A exposição é parte integrante da pesquisa desenvolvida por Roque Boa Morte, que ao longo de cinco anos construiu um corpo imagético a partir de uma abordagem de escrita óptica e de uma metodologia decolonial de produção visual (ch'ixi). São mais de 9.000 imagens que hoje integram o acervo do Museu Afrodigital da Memória Africana e Afro-brasileira, mantido pela UFBA, representando uma importante contribuição à pesquisa acadêmica e à preservação da memória negra no Brasil e no mundo.
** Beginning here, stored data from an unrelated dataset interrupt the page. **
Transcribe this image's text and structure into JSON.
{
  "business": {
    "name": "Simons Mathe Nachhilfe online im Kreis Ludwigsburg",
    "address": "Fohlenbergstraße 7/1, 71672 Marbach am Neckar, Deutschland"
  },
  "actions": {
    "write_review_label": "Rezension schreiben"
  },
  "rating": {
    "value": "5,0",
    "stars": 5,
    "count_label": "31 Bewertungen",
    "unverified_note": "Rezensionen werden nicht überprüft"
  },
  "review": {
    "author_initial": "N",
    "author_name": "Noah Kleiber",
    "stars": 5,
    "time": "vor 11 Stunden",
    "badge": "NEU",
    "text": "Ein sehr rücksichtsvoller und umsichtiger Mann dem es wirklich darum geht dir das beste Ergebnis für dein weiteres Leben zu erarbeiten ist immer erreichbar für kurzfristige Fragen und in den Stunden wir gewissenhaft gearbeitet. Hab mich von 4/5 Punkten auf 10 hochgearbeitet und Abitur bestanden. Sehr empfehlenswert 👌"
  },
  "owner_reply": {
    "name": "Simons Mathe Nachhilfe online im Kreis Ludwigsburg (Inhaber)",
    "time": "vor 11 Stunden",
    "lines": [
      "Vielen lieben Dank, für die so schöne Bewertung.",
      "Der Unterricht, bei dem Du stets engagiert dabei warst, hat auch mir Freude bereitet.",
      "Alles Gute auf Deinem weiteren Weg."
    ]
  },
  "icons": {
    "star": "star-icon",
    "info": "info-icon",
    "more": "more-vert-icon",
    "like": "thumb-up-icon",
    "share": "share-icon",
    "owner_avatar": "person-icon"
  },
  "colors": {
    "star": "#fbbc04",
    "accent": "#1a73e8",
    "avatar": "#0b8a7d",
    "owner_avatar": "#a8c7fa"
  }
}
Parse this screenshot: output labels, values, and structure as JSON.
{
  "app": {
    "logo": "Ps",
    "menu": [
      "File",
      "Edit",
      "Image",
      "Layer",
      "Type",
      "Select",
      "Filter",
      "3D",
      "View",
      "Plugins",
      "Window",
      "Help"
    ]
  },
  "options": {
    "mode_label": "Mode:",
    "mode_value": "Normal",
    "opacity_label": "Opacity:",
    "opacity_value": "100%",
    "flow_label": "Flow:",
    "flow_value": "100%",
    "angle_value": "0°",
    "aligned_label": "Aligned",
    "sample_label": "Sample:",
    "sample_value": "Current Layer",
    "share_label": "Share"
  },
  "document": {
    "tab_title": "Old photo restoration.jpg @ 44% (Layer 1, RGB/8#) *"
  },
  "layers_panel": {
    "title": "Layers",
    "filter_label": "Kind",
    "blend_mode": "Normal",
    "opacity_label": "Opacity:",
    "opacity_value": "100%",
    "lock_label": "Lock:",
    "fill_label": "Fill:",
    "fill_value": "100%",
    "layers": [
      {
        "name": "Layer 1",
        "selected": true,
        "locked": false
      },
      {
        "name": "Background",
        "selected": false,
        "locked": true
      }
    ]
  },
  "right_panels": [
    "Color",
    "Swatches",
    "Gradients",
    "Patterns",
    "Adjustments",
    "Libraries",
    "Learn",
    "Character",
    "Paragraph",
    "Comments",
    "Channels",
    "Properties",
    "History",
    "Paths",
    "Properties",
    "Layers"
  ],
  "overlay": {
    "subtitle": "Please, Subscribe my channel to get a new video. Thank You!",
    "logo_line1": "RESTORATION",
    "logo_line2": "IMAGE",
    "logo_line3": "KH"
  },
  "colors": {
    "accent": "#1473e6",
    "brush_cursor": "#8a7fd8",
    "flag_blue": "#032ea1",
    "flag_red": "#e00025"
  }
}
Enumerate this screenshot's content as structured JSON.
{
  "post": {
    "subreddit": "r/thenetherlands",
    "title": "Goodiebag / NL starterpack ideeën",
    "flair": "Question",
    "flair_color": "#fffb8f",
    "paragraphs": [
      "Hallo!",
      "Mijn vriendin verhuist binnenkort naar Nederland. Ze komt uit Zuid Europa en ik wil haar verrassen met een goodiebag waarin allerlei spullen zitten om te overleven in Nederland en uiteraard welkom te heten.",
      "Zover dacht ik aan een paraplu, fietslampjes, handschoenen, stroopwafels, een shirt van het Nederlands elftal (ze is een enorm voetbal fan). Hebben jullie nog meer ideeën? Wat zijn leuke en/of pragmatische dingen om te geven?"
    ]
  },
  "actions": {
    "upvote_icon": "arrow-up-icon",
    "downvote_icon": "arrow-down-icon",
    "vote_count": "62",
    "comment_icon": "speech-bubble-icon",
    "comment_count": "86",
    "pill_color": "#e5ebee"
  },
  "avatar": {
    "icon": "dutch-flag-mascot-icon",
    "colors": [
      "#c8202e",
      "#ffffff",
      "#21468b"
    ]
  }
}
Entre os registros, encontram-se imagens inéditas do período pandêmico, captadas durante os anos em que os rituais precisaram se adaptar aos tempos de isolamento, medo e luto. A lente de Roque acompanhou crianças que cresceram, anciões que partiram, lideranças que resistiram — uma comunidade que, mesmo em tempos sombrios, seguiu dançando, orando, ofertando e celebrando.
Mais do que um testemunho visual, BEMBÉ: A FESTA DOS OLHOS DO REI é um gesto de afirmação, memória e pertencimento. O título faz referência a Xangô, orixá patrono do festejo, divindade da justiça e do fogo, aquele que tudo vê — e que olha pela festa, pela comunidade, pelo seu povo. Xangô, que também rege o caminho do fundador do Bembé e do próprio autor da pesquisa, olha por meio deles.
Aqui, a imagem não é apenas registro, mas também testemunho, oferenda e alicerce de um futuro possível.
Dr. João Mouzart/UFS
Antropólogo, Historiador e Professor da UFS

TEXTO CURATORIAL
No Tempo do Bembé – Memórias em Meio à Tempestade
O Bembé do Mercado transforma o espaço mais cotidiano da cidade — o mercado público — em terreno sagrado. Ali, onde as mercadorias se misturam à memória e à história local, os orixás chegam e ressignificam a arquitetura do cotidiano fazendo do gesto comum prática extraordinária e do solo diário, altar sagrado.
Ocupar o mercado com o Bembé vira então um gesto radical: uma afirmação de que o sagrado afro-brasileiro não ficará mais confinado aos bastidores, mas ao contrário, se reinventa e se manifesta em praça aberta, entre barracas, pessoas, objetos e festa, como proposto com a exposição Bembé – A Festa dos Olhos do Rei.
Pelos olhos de Roque Boa Morte, artista filho da terra, sinto este evento-manifesto como um gesto de viver “em meio à tempestade”, convocando os mortos, os ancestrais e os vivos a resistirem juntos em território partilhado. O patrimônio agora é o mercado e cada referente retratado é a encarnação do lugar de memória Recôncavo. Ali, todos os corpos guardam o que a História tentou apagar.
Roque enxerga com o corpo inteiro, com uma força que nasce do chão. Desde pequeno, ele caminha entre os ritos e afetos de Santo Amaro, atento às memórias que não se escrevem apenas com palavras. Sua presença neste trabalho não é a de um visitante ou observador, mas a de um herdeiro consciente de sua história, que transforma lembrança em linguagem, e devoção em gesto curatorial. Olhar para o Bembé através dele é reencontrar a festa por dentro — com ternura, rigor e profunda responsabilidade.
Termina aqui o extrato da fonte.